VS Code shows an error: "Cannot find module '#/router/index' or its corresponding type declarations."Now, imports from e.g. "#assets/main.css" work, so I could work around this issue - but this is what I keep experiencing: the native variant usually kinda works except for the most common use case, which is made unnecessarily awkward. For a long time this is what ESM used to feel like, and IMO it still does in places (e.g. directory imports not working is a shame).
// See https://github.com/vitejs/vite/discussions/14652
esbuild: {
loader: "jsx",
include: /.*\.jsx?$/,
exclude: [],
},
optimizeDeps: {
esbuildOptions: {
loader: {
".js": "jsx",
},
},
},
Note the comment at the top. I had no idea how to come up with this config by checking the documentation pages of vite and its various related tools. Luckily I found the GitHub issue and someone else had come up with the right incantation.Now this new vite uses new tools, and their documentation is still lacking.
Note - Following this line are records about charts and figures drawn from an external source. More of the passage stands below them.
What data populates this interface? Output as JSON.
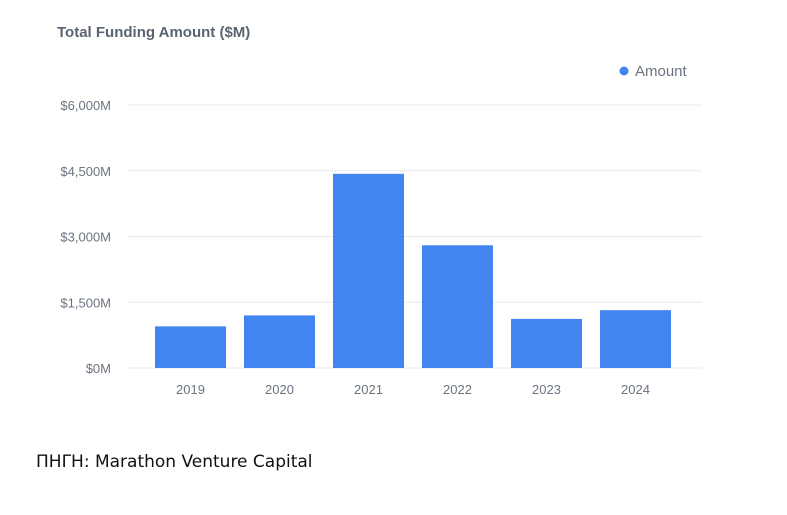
{
  "chart_data": {
    "type": "bar",
    "title": "Total Funding Amount ($M)",
    "xlabel": "",
    "ylabel": "",
    "categories": [
      "2019",
      "2020",
      "2021",
      "2022",
      "2023",
      "2024"
    ],
    "series": [
      {
        "name": "Amount",
        "values": [
          950,
          1200,
          4430,
          2800,
          1120,
          1320
        ],
        "color": "#4285f0"
      }
    ],
    "ylim": [
      0,
      6000
    ],
    "yticks": [
      0,
      1500,
      3000,
      4500,
      6000
    ],
    "ytick_labels": [
      "$0M",
      "$1,500M",
      "$3,000M",
      "$4,500M",
      "$6,000M"
    ],
    "grid": true,
    "legend_position": "top-right"
  },
  "source": "ΠΗΓΗ: Marathon Venture Capital",
  "colors": {
    "bar": "#4285f0",
    "grid": "#e6e8eb",
    "axis_text": "#6b7480",
    "title": "#5a6470"
  }
}
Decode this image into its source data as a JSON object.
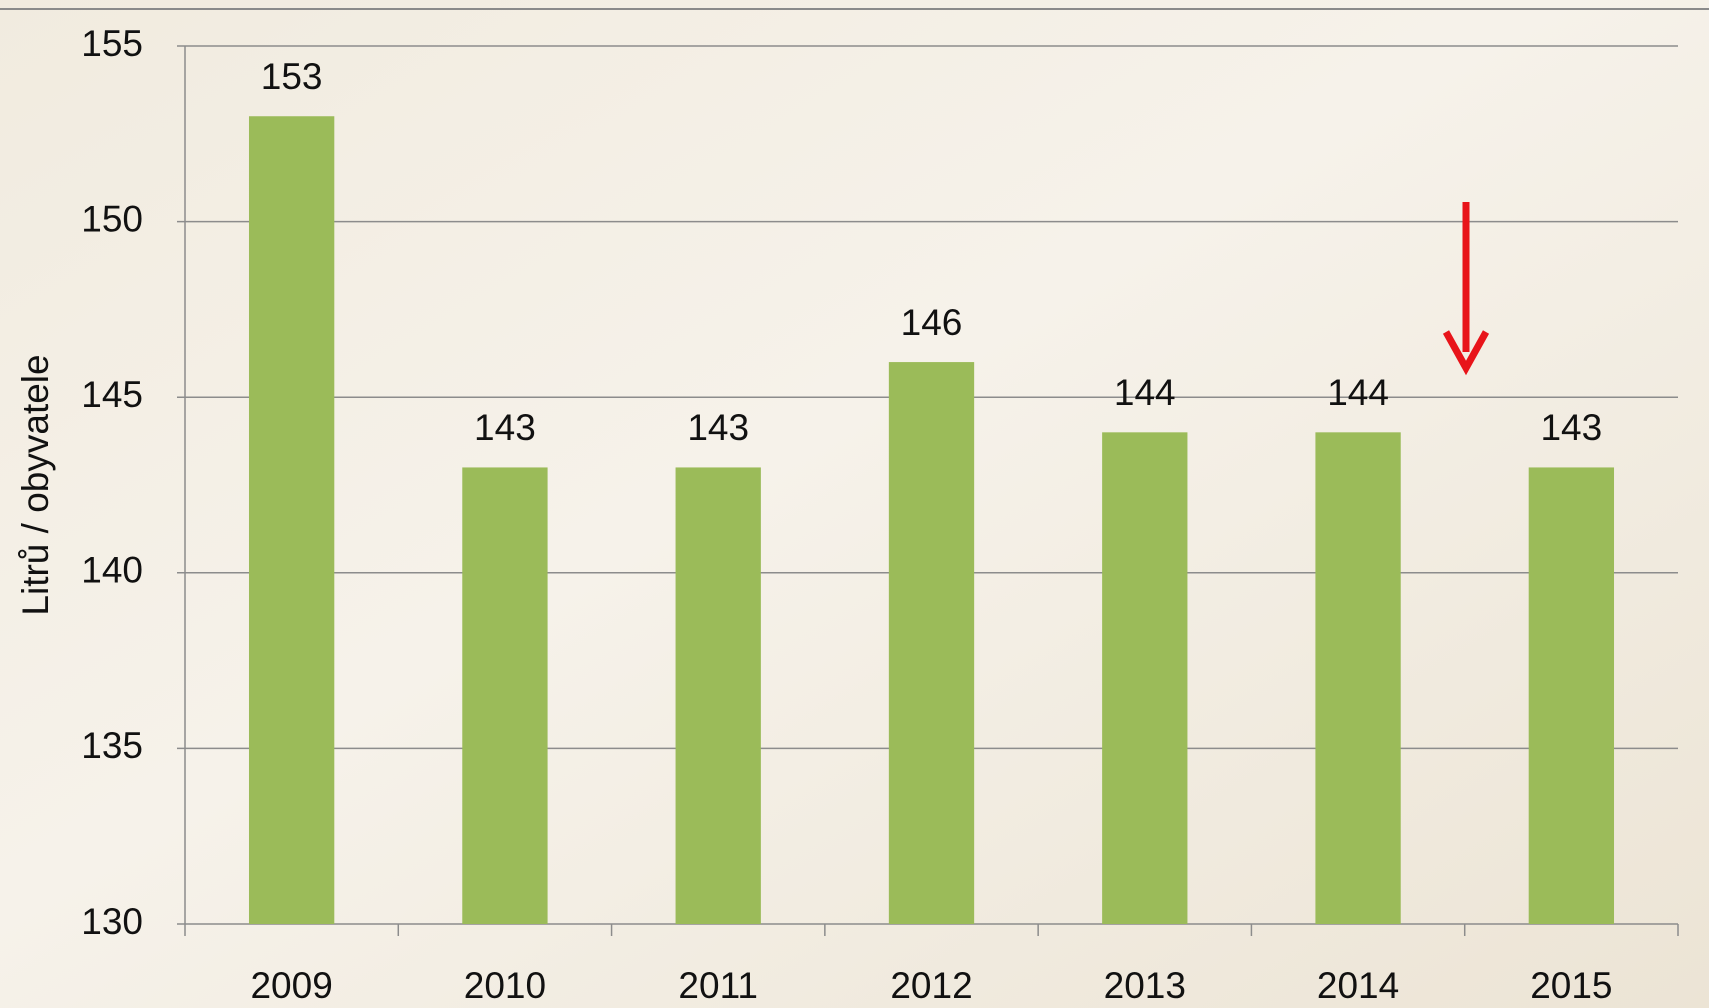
{
  "chart_data": {
    "type": "bar",
    "y_label": "Litrů / obyvatele",
    "categories": [
      "2009",
      "2010",
      "2011",
      "2012",
      "2013",
      "2014",
      "2015"
    ],
    "values": [
      153,
      143,
      143,
      146,
      144,
      144,
      143
    ],
    "color": "#9bbb59",
    "ylim": [
      130,
      155
    ],
    "yticks": [
      130,
      135,
      140,
      145,
      150,
      155
    ],
    "grid": true
  }
}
I spent half an hour trying to figure out how vite (and related tools that I had to navigate and try to piece a coherent view of: esbuild, oxc, rolldown, etc.) might be convinced, but gave up and stayed with vite 7.
Someone could respond with a working solution and it would help, sure, but these tools sure as hell have documentation issues.
Though sometimes oxc complains about JSX in JS when running vite, but it still works fine.
Another instance is the use of rollupOptions.output.manualChunks that now has to be rewritten, maybe that would be less frustrating to fathom.
I wonder how much of the Rollup bundling magic has been ported to Rolldown.
One thing that always made this kind of switch to Rust has always been that Rollup has become so sophisticated that's hard to replace with something new.
https://github.com/vitejs/vite/issues/21939
Build filesizes have doubled... No build speed gain is worth that...
I would take a slightly longer build time for half the filesize any day
What about finally stop using node.js for server side development?
In fact it still does, I only use node when forced to do so by project delivery where "backend" implies something like Next.js full stack, or React apps running on iframes from SaaS products.
Well that's where they went wrong.
Node.js has been extraordinarily useful for building build tools. We're outgrowing it's capacity and rightfully moving to a compiled language. Also faster tooling is essential for establishing a high quality feedback loop for AI agents
Fast all the way down, especially when coupled with REPL tooling.
It just shows that people don’t value the actual performance of what they’re running.